Lo Que Descubrimos Juntos: El Modo Alerta y el Vuelo Prohibido
A lo largo del proceso terapéutico, fuimos tirando del hilo de ese cansancio crónico. Juntos descubrimos que el colapso de Elena no se debía simplemente a un exceso objetivo de horas de trabajo o a una agenda social saturada. La verdadera causa era que Elena vivía en un estado de «alerta» permanente, un «modo productividad» inconsciente y voraz que le impedía desconectar el sistema nervioso y descansar de verdad, incluso en sus momentos teóricos de ocio. Para ella, sentarse en el sofá a mirar el techo era una aberración. Todo en su vida «tenía que tener una razón de ser», un objetivo útil, un beneficio estético o profesional. Si leía un libro, debía ser de arquitectura; si visitaba una ciudad, tenía que documentar sus edificios. Identificamos que esta hiperactividad frenética, sumada a un uso desmedido y casi adictivo de las pantallas del móvil y el ordenador durante las noches, funcionaba como una perfecta maniobra de evitación.
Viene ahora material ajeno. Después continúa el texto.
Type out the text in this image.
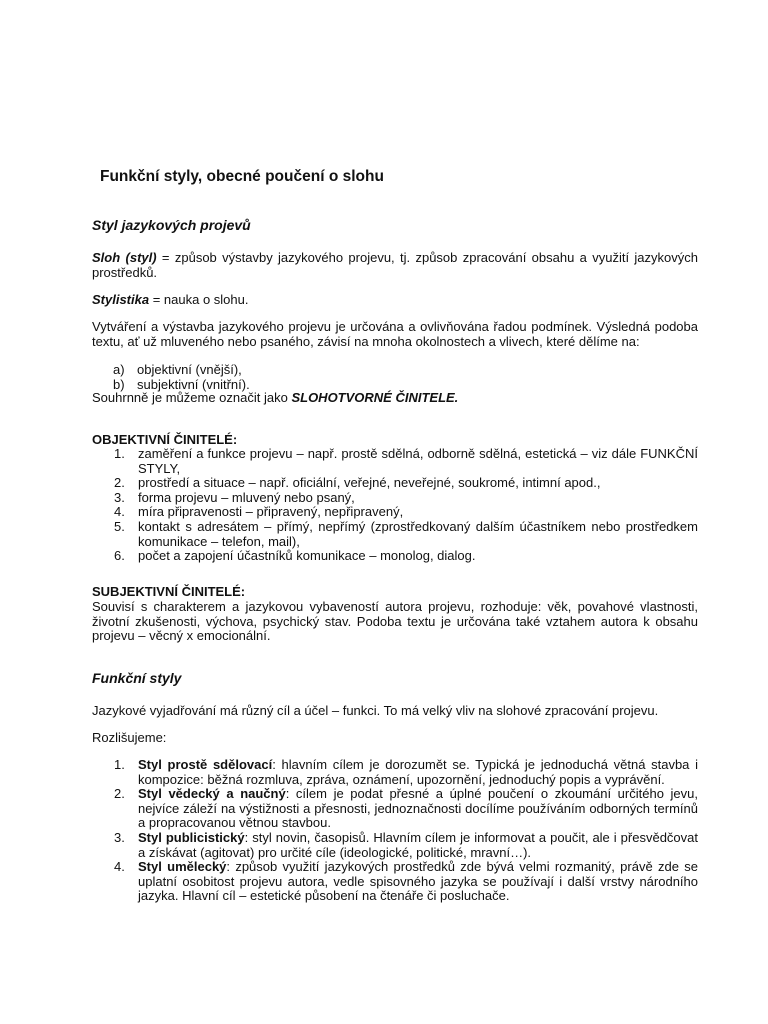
Funkční styly, obecné poučení o slohu
Styl jazykových projevů

Sloh (styl) = způsob výstavby jazykového projevu, tj. způsob zpracování obsahu a využití jazykových prostředků.

Stylistika = nauka o slohu.

Vytváření a výstavba jazykového projevu je určována a ovlivňována řadou podmínek. Výsledná podoba textu, ať už mluveného nebo psaného, závisí na mnoha okolnostech a vlivech, které dělíme na:

a) objektivní (vnější),
b) subjektivní (vnitřní).

Souhrnně je můžeme označit jako SLOHOTVORNÉ ČINITELE.

OBJEKTIVNÍ ČINITELÉ:

1. zaměření a funkce projevu – např. prostě sdělná, odborně sdělná, estetická – viz dále FUNKČNÍ STYLY,
2. prostředí a situace – např. oficiální, veřejné, neveřejné, soukromé, intimní apod.,
3. forma projevu – mluvený nebo psaný,
4. míra připravenosti – připravený, nepřipravený,
5. kontakt s adresátem – přímý, nepřímý (zprostředkovaný dalším účastníkem nebo prostředkem komunikace – telefon, mail),
6. počet a zapojení účastníků komunikace – monolog, dialog.

SUBJEKTIVNÍ ČINITELÉ:

Souvisí s charakterem a jazykovou vybaveností autora projevu, rozhoduje: věk, povahové vlastnosti, životní zkušenosti, výchova, psychický stav. Podoba textu je určována také vztahem autora k obsahu projevu – věcný x emocionální.

Funkční styly

Jazykové vyjadřování má různý cíl a účel – funkci. To má velký vliv na slohové zpracování projevu.

Rozlišujeme:

1. Styl prostě sdělovací: hlavním cílem je dorozumět se. Typická je jednoduchá větná stavba i kompozice: běžná rozmluva, zpráva, oznámení, upozornění, jednoduchý popis a vyprávění.
2. Styl vědecký a naučný: cílem je podat přesné a úplné poučení o zkoumání určitého jevu, nejvíce záleží na výstižnosti a přesnosti, jednoznačnosti docílíme používáním odborných termínů a propracovanou větnou stavbou.
3. Styl publicistický: styl novin, časopisů. Hlavním cílem je informovat a poučit, ale i přesvědčovat a získávat (agitovat) pro určité cíle (ideologické, politické, mravní…).
4. Styl umělecký: způsob využití jazykových prostředků zde bývá velmi rozmanitý, právě zde se uplatní osobitost projevu autora, vedle spisovného jazyka se používají i další vrstvy národního jazyka. Hlavní cíl – estetické působení na čtenáře či posluchače.
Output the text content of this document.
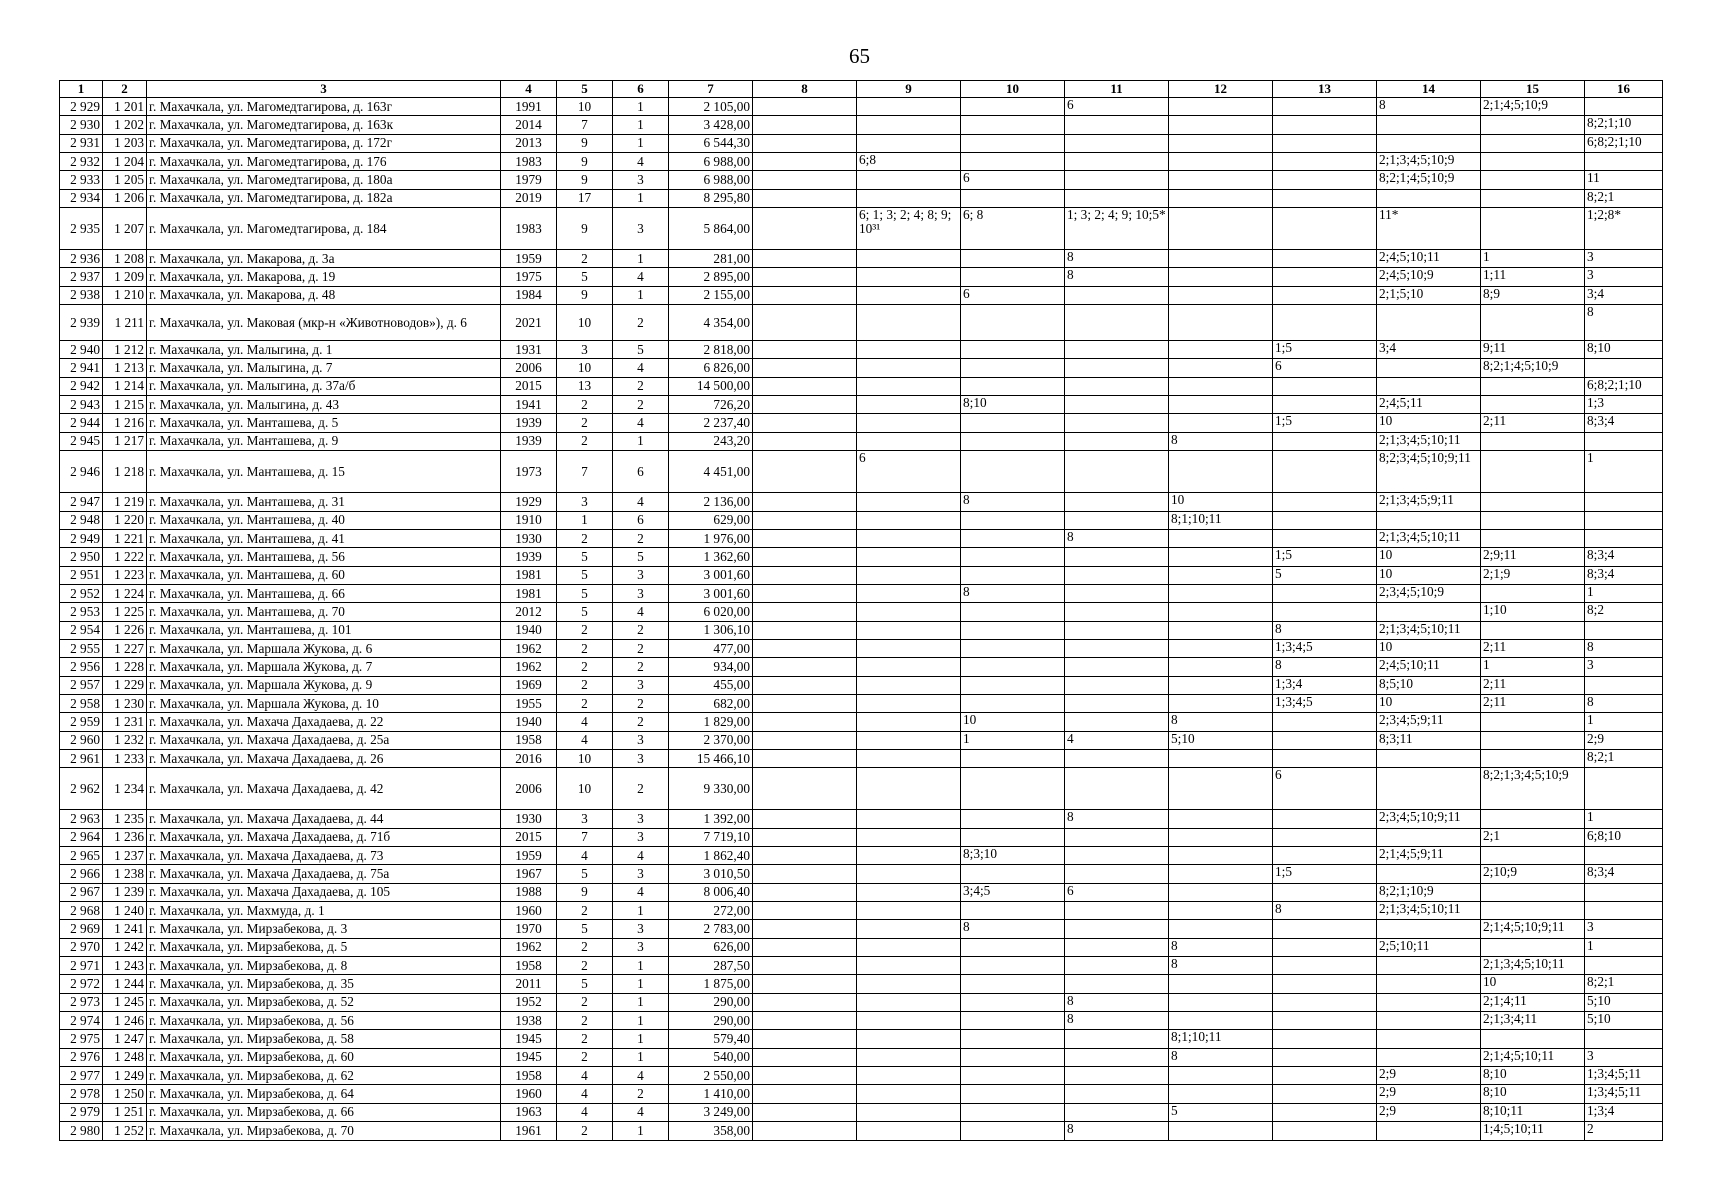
65
1	2	3	4	5	6	7	8	9	10	11	12	13	14	15	16
2 929	1 201	г. Махачкала, ул. Магомедтагирова, д. 163г	1991	10	1	2 105,00				6			8	2;1;4;5;10;9	
2 930	1 202	г. Махачкала, ул. Магомедтагирова, д. 163к	2014	7	1	3 428,00									8;2;1;10
2 931	1 203	г. Махачкала, ул. Магомедтагирова, д. 172г	2013	9	1	6 544,30									6;8;2;1;10
2 932	1 204	г. Махачкала, ул. Магомедтагирова, д. 176	1983	9	4	6 988,00		6;8					2;1;3;4;5;10;9		
2 933	1 205	г. Махачкала, ул. Магомедтагирова, д. 180а	1979	9	3	6 988,00			6				8;2;1;4;5;10;9		11
2 934	1 206	г. Махачкала, ул. Магомедтагирова, д. 182а	2019	17	1	8 295,80									8;2;1
2 935	1 207	г. Махачкала, ул. Магомедтагирова, д. 184	1983	9	3	5 864,00		6; 1; 3; 2; 4; 8; 9; 10³¹	6; 8	1; 3; 2; 4; 9; 10;5*			11*		1;2;8*
2 936	1 208	г. Махачкала, ул. Макарова, д. 3а	1959	2	1	281,00				8			2;4;5;10;11	1	3
2 937	1 209	г. Махачкала, ул. Макарова, д. 19	1975	5	4	2 895,00				8			2;4;5;10;9	1;11	3
2 938	1 210	г. Махачкала, ул. Макарова, д. 48	1984	9	1	2 155,00			6				2;1;5;10	8;9	3;4
2 939	1 211	г. Махачкала, ул. Маковая (мкр-н «Животноводов»), д. 6	2021	10	2	4 354,00									8
2 940	1 212	г. Махачкала, ул. Малыгина, д. 1	1931	3	5	2 818,00						1;5	3;4	9;11	8;10
2 941	1 213	г. Махачкала, ул. Малыгина, д. 7	2006	10	4	6 826,00						6		8;2;1;4;5;10;9	
2 942	1 214	г. Махачкала, ул. Малыгина, д. 37а/б	2015	13	2	14 500,00									6;8;2;1;10
2 943	1 215	г. Махачкала, ул. Малыгина, д. 43	1941	2	2	726,20			8;10				2;4;5;11		1;3
2 944	1 216	г. Махачкала, ул. Манташева, д. 5	1939	2	4	2 237,40						1;5	10	2;11	8;3;4
2 945	1 217	г. Махачкала, ул. Манташева, д. 9	1939	2	1	243,20					8		2;1;3;4;5;10;11		
2 946	1 218	г. Махачкала, ул. Манташева, д. 15	1973	7	6	4 451,00		6					8;2;3;4;5;10;9;11		1
2 947	1 219	г. Махачкала, ул. Манташева, д. 31	1929	3	4	2 136,00			8		10		2;1;3;4;5;9;11		
2 948	1 220	г. Махачкала, ул. Манташева, д. 40	1910	1	6	629,00					8;1;10;11				
2 949	1 221	г. Махачкала, ул. Манташева, д. 41	1930	2	2	1 976,00				8			2;1;3;4;5;10;11		
2 950	1 222	г. Махачкала, ул. Манташева, д. 56	1939	5	5	1 362,60						1;5	10	2;9;11	8;3;4
2 951	1 223	г. Махачкала, ул. Манташева, д. 60	1981	5	3	3 001,60						5	10	2;1;9	8;3;4
2 952	1 224	г. Махачкала, ул. Манташева, д. 66	1981	5	3	3 001,60			8				2;3;4;5;10;9		1
2 953	1 225	г. Махачкала, ул. Манташева, д. 70	2012	5	4	6 020,00								1;10	8;2
2 954	1 226	г. Махачкала, ул. Манташева, д. 101	1940	2	2	1 306,10						8	2;1;3;4;5;10;11		
2 955	1 227	г. Махачкала, ул. Маршала Жукова, д. 6	1962	2	2	477,00						1;3;4;5	10	2;11	8
2 956	1 228	г. Махачкала, ул. Маршала Жукова, д. 7	1962	2	2	934,00						8	2;4;5;10;11	1	3
2 957	1 229	г. Махачкала, ул. Маршала Жукова, д. 9	1969	2	3	455,00						1;3;4	8;5;10	2;11	
2 958	1 230	г. Махачкала, ул. Маршала Жукова, д. 10	1955	2	2	682,00						1;3;4;5	10	2;11	8
2 959	1 231	г. Махачкала, ул. Махача Дахадаева, д. 22	1940	4	2	1 829,00			10		8		2;3;4;5;9;11		1
2 960	1 232	г. Махачкала, ул. Махача Дахадаева, д. 25а	1958	4	3	2 370,00			1	4	5;10		8;3;11		2;9
2 961	1 233	г. Махачкала, ул. Махача Дахадаева, д. 26	2016	10	3	15 466,10									8;2;1
2 962	1 234	г. Махачкала, ул. Махача Дахадаева, д. 42	2006	10	2	9 330,00						6		8;2;1;3;4;5;10;9	
2 963	1 235	г. Махачкала, ул. Махача Дахадаева, д. 44	1930	3	3	1 392,00				8			2;3;4;5;10;9;11		1
2 964	1 236	г. Махачкала, ул. Махача Дахадаева, д. 71б	2015	7	3	7 719,10								2;1	6;8;10
2 965	1 237	г. Махачкала, ул. Махача Дахадаева, д. 73	1959	4	4	1 862,40			8;3;10				2;1;4;5;9;11		
2 966	1 238	г. Махачкала, ул. Махача Дахадаева, д. 75а	1967	5	3	3 010,50						1;5		2;10;9	8;3;4
2 967	1 239	г. Махачкала, ул. Махача Дахадаева, д. 105	1988	9	4	8 006,40			3;4;5	6			8;2;1;10;9		
2 968	1 240	г. Махачкала, ул. Махмуда, д. 1	1960	2	1	272,00						8	2;1;3;4;5;10;11		
2 969	1 241	г. Махачкала, ул. Мирзабекова, д. 3	1970	5	3	2 783,00			8					2;1;4;5;10;9;11	3
2 970	1 242	г. Махачкала, ул. Мирзабекова, д. 5	1962	2	3	626,00					8		2;5;10;11		1
2 971	1 243	г. Махачкала, ул. Мирзабекова, д. 8	1958	2	1	287,50					8			2;1;3;4;5;10;11	
2 972	1 244	г. Махачкала, ул. Мирзабекова, д. 35	2011	5	1	1 875,00								10	8;2;1
2 973	1 245	г. Махачкала, ул. Мирзабекова, д. 52	1952	2	1	290,00				8				2;1;4;11	5;10
2 974	1 246	г. Махачкала, ул. Мирзабекова, д. 56	1938	2	1	290,00				8				2;1;3;4;11	5;10
2 975	1 247	г. Махачкала, ул. Мирзабекова, д. 58	1945	2	1	579,40					8;1;10;11				
2 976	1 248	г. Махачкала, ул. Мирзабекова, д. 60	1945	2	1	540,00					8			2;1;4;5;10;11	3
2 977	1 249	г. Махачкала, ул. Мирзабекова, д. 62	1958	4	4	2 550,00							2;9	8;10	1;3;4;5;11
2 978	1 250	г. Махачкала, ул. Мирзабекова, д. 64	1960	4	2	1 410,00							2;9	8;10	1;3;4;5;11
2 979	1 251	г. Махачкала, ул. Мирзабекова, д. 66	1963	4	4	3 249,00					5		2;9	8;10;11	1;3;4
2 980	1 252	г. Махачкала, ул. Мирзабекова, д. 70	1961	2	1	358,00				8				1;4;5;10;11	2
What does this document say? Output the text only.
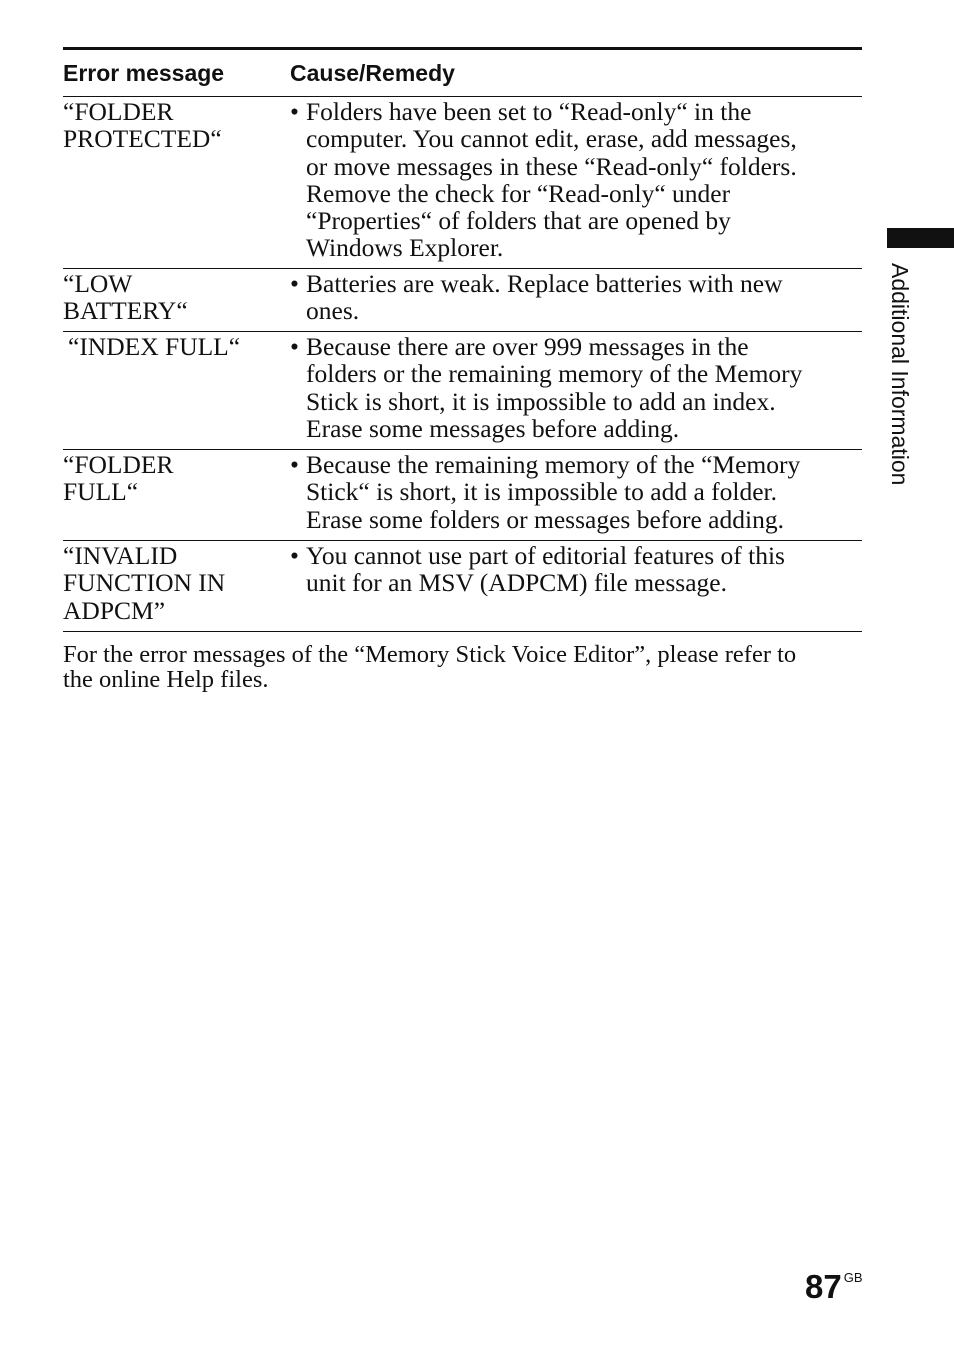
Error message	Cause/Remedy
“FOLDER
PROTECTED“
• Folders have been set to “Read-only“ in the
computer. You cannot edit, erase, add messages,
or move messages in these “Read-only“ folders.
Remove the check for “Read-only“ under
“Properties“ of folders that are opened by
Windows Explorer.
“LOW
BATTERY“
• Batteries are weak. Replace batteries with new
ones.
“INDEX FULL“	• Because there are over 999 messages in the
folders or the remaining memory of the Memory
Stick is short, it is impossible to add an index.
Erase some messages before adding.
“FOLDER
FULL“
• Because the remaining memory of the “Memory
Stick“ is short, it is impossible to add a folder.
Erase some folders or messages before adding.
“INVALID
FUNCTION IN
ADPCM”
• You cannot use part of editorial features of this
unit for an MSV (ADPCM) file message.
For the error messages of the “Memory Stick Voice Editor”, please refer to
the online Help files.
Additional Information
87 $^{GB}$
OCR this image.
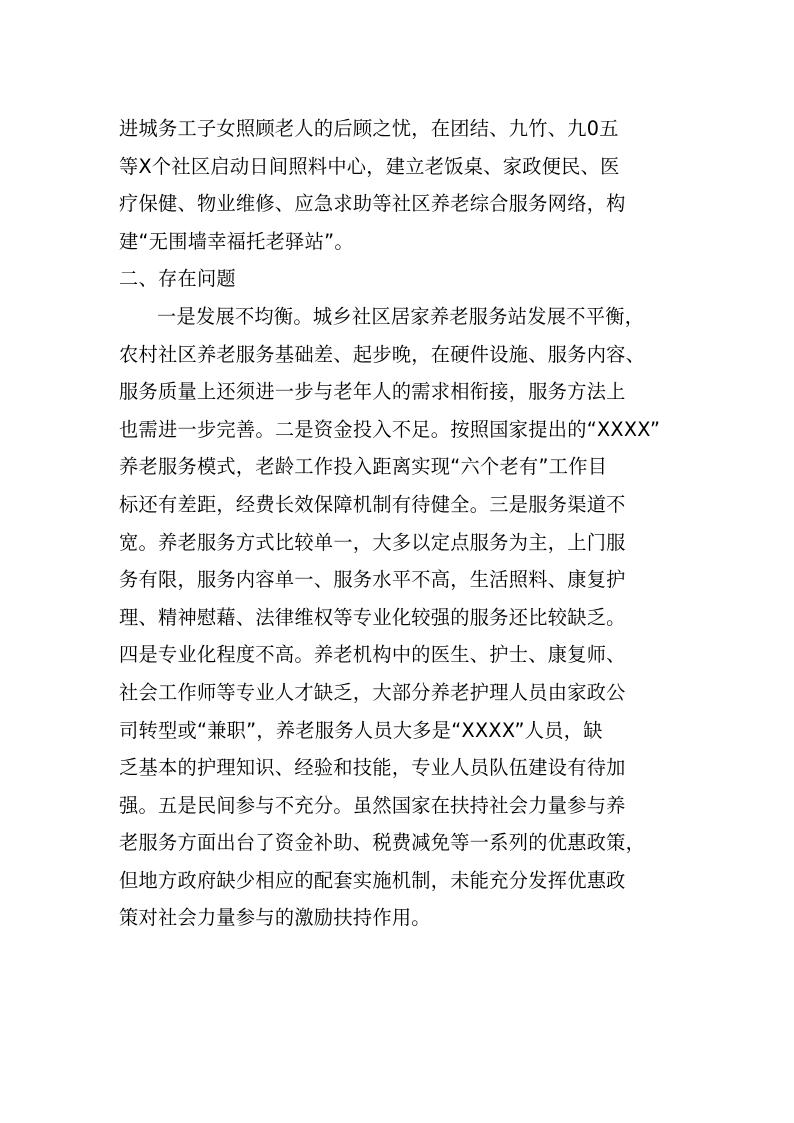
进城务工子女照顾老人的后顾之忧，在团结、九竹、九0五
等X个社区启动日间照料中心，建立老饭桌、家政便民、医
疗保健、物业维修、应急求助等社区养老综合服务网络，构
建“无围墙幸福托老驿站”。
二、存在问题
一是发展不均衡。城乡社区居家养老服务站发展不平衡，
农村社区养老服务基础差、起步晚，在硬件设施、服务内容、
服务质量上还须进一步与老年人的需求相衔接，服务方法上
也需进一步完善。二是资金投入不足。按照国家提出的“XXXX”
养老服务模式，老龄工作投入距离实现“六个老有”工作目
标还有差距，经费长效保障机制有待健全。三是服务渠道不
宽。养老服务方式比较单一，大多以定点服务为主，上门服
务有限，服务内容单一、服务水平不高，生活照料、康复护
理、精神慰藉、法律维权等专业化较强的服务还比较缺乏。
四是专业化程度不高。养老机构中的医生、护士、康复师、
社会工作师等专业人才缺乏，大部分养老护理人员由家政公
司转型或“兼职”，养老服务人员大多是“XXXX”人员，缺
乏基本的护理知识、经验和技能，专业人员队伍建设有待加
强。五是民间参与不充分。虽然国家在扶持社会力量参与养
老服务方面出台了资金补助、税费减免等一系列的优惠政策，
但地方政府缺少相应的配套实施机制，未能充分发挥优惠政
策对社会力量参与的激励扶持作用。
Elena utilizaba el ruido externo y la saturación de estímulos para no conectar con una profunda frustración y un vacío existencial que la aterrorizaban.
El verdadero nudo del problema emergió con fuerza cuando logramos acceder a una creencia nuclear y dolorosa, arraigada firmemente en su psique desde la adolescencia: «quiero volar y no me dejas». Al explorar esta frase, Elena rompió a llorar. Recordó la sobreprotección asfixiante de su madre y la distancia emocional de un padre que solo validaba los logros académicos y el comportamiento impecable. Con los años, esa queja adolescente dirigida hacia sus progenitores se había internalizado, convirtiéndose en una voz interna implacable, un juez severo que le prohibía experimentar, equivocarse o, simplemente, ser ella misma.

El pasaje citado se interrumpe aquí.